Спуск по восточной долине был нетруден, хотя в верховье ее и пришлось пройти несколько ущелий. Дальше долина расширилась, и по середине ее зажурчала небольшая речка. На левой береговой террасе мы спугнули чудесного кулана (дикий осел), который с быстротой ветра понесся от собак вниз по долине, но время от времени останавливался и оглядывался на нас. Потом мы узнали, что люди, сопровождавшие караванных лошадей, которые шли впереди, видели стадо куланов в 20 голов. Ислам-бай выстрелил в них, одно животное и отбилось от стада.
Было уже темно, когда мы добрались до нашего лагеря, разбитого у подошвы отвесной скалы, близ берега Кара-мурана, теперь крайне бедного водой. На берегах не росло ни былинки, и пришлось выдать животным порции маиса и ячменя. У всех, кроме меня, болела голова, и всех клонило ко сну после долгого перехода. Ислам-бай и Фонг-Ши сильно страдали от припадков «горной болезни» и принуждены были немедленно лечь. Я же закончил свои обычные работы только к полуночи; съемка маршрута заняла целых пять листов.
Ночь была тихая и холодная (минимальный термометр показал 2,4°), но мы в наших шубах и войлоках не зябли. Рано утром начался сильный западный ветер. Ураган в одно мгновенье опрокинул мою палатку. По счастью, все приборы были уже уложены, так что беды никакой не случилось.
Пятеро таглыков, в том числе и лживый аксакал, получили расчет и повернули восвояси пешком, радуясь, что им не надо идти с нами дальше.
Местность эту таглыки называли Булак-баши (Начало ключей). Это было последнее записанное мной в Азии тюркское название. В моих дневниках я также называю это место лагерем № 1, а место нашей стоянки 8 августа, около истоков Кара-мурана, лагерем №11.

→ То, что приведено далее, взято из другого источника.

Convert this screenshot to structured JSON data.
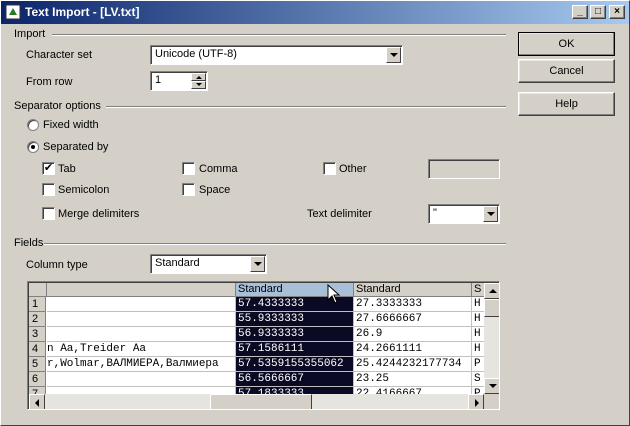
{
  "window": {
    "title": "Text Import - [LV.txt]",
    "minimize": "_",
    "maximize": "□",
    "close": "×"
  },
  "buttons": {
    "ok": "OK",
    "cancel": "Cancel",
    "help": "Help"
  },
  "import": {
    "section": "Import",
    "charset_label": "Character set",
    "charset_value": "Unicode (UTF-8)",
    "fromrow_label": "From row",
    "fromrow_value": "1"
  },
  "separator": {
    "section": "Separator options",
    "fixed_width": "Fixed width",
    "separated_by": "Separated by",
    "mode": "separated_by",
    "tab": "Tab",
    "tab_checked": true,
    "comma": "Comma",
    "comma_checked": false,
    "other": "Other",
    "other_checked": false,
    "other_value": "",
    "semicolon": "Semicolon",
    "semicolon_checked": false,
    "space": "Space",
    "space_checked": false,
    "merge": "Merge delimiters",
    "merge_checked": false,
    "text_delim_label": "Text delimiter",
    "text_delim_value": "\""
  },
  "fields": {
    "section": "Fields",
    "column_type_label": "Column type",
    "column_type_value": "Standard",
    "columns": [
      "Standard",
      "Standard",
      "S"
    ],
    "rows": [
      {
        "num": "1",
        "c0": "",
        "c1": "57.4333333",
        "c2": "27.3333333",
        "c3": "H"
      },
      {
        "num": "2",
        "c0": "",
        "c1": "55.9333333",
        "c2": "27.6666667",
        "c3": "H"
      },
      {
        "num": "3",
        "c0": "",
        "c1": "56.9333333",
        "c2": "26.9",
        "c3": "H"
      },
      {
        "num": "4",
        "c0": "n Aa,Treider Aa",
        "c1": "57.1586111",
        "c2": "24.2661111",
        "c3": "H"
      },
      {
        "num": "5",
        "c0": "r,Wolmar,ВАЛМИЕРА,Валмиера",
        "c1": "57.5359155355062",
        "c2": "25.4244232177734",
        "c3": "P"
      },
      {
        "num": "6",
        "c0": "",
        "c1": "56.5666667",
        "c2": "23.25",
        "c3": "S"
      },
      {
        "num": "7",
        "c0": "",
        "c1": "57.1833333",
        "c2": "22.4166667",
        "c3": "P"
      }
    ]
  }
}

В верхней части долины мы снова направились к югу. Мы ехали по бесконечной песчаной площади; песок был покрыт рябью, но не выказывал стремления образовать барханы. Кругом подымались невысокие горы и узкие гребни, не образовывавшие, однако, цепей в каком-нибудь определенном направлении. Несмотря на всю беспорядочность их расположения, ясно было, что они представляли последние остатки древнего, разрушившегося мало-помалу хребта.
8 4 часа разразился снежный буран. Мелкий зернистый снег хлестал нас в спину и, крутясь облаками по направлению к востоку, скрывал из глаз все окрестности. С большим трудом могли мы различать следы каравана. Снег, впрочем, скоро таял на нагревшейся за день поверхности.
Наконец впереди замелькали белые силуэты палаток. Караван остановился на привал у подошвы незначительного изолированного кряжа из песчаника. Небольшой источник снабдил нас водой; кругом росли реденькие кусты япкака, которым наши животные и принуждены были удовольствоваться. Местность вообще была мертвенно-пустынная. Высота равнялась 4739 метрам. Людям, видимо, было не по себе, и вечером наши провожатые, таглыки, вступили между собой в оживленную беседу по поводу того, кому из них сопровождать нас далее до тех пор, пока мы вернемся к человеческим жилищам. Каждый хотел повернуть обратно. Эти негостеприимные нагорные области не представляли для них никакой притягательной силы.
9 августа. Ночь, по обыкновению, выдалась тихая; минимальный термометр показал — 7°, и к утру чернила в моей походной чернильнице замерзли. Настоящая зима в начале августа!
Приятель мой Фонг-Ши имел удрученный вид, жаловался на ужасную головную боль, бессонницу и рвоту. По его просьбе я позволил ему вернуться обратно, если днем не станет лучше.
За ночь никто не бежал, и караван двинулся в прежнем порядке. Овцы и две козы отлично шли под надзором особого пастуха. Козы были нам особенно полезны; они всегда бежали во главе стада, увлекая за собой более вялых овец. Кроме того, я каждое утро пользовался чашкой козьего молока к чаю.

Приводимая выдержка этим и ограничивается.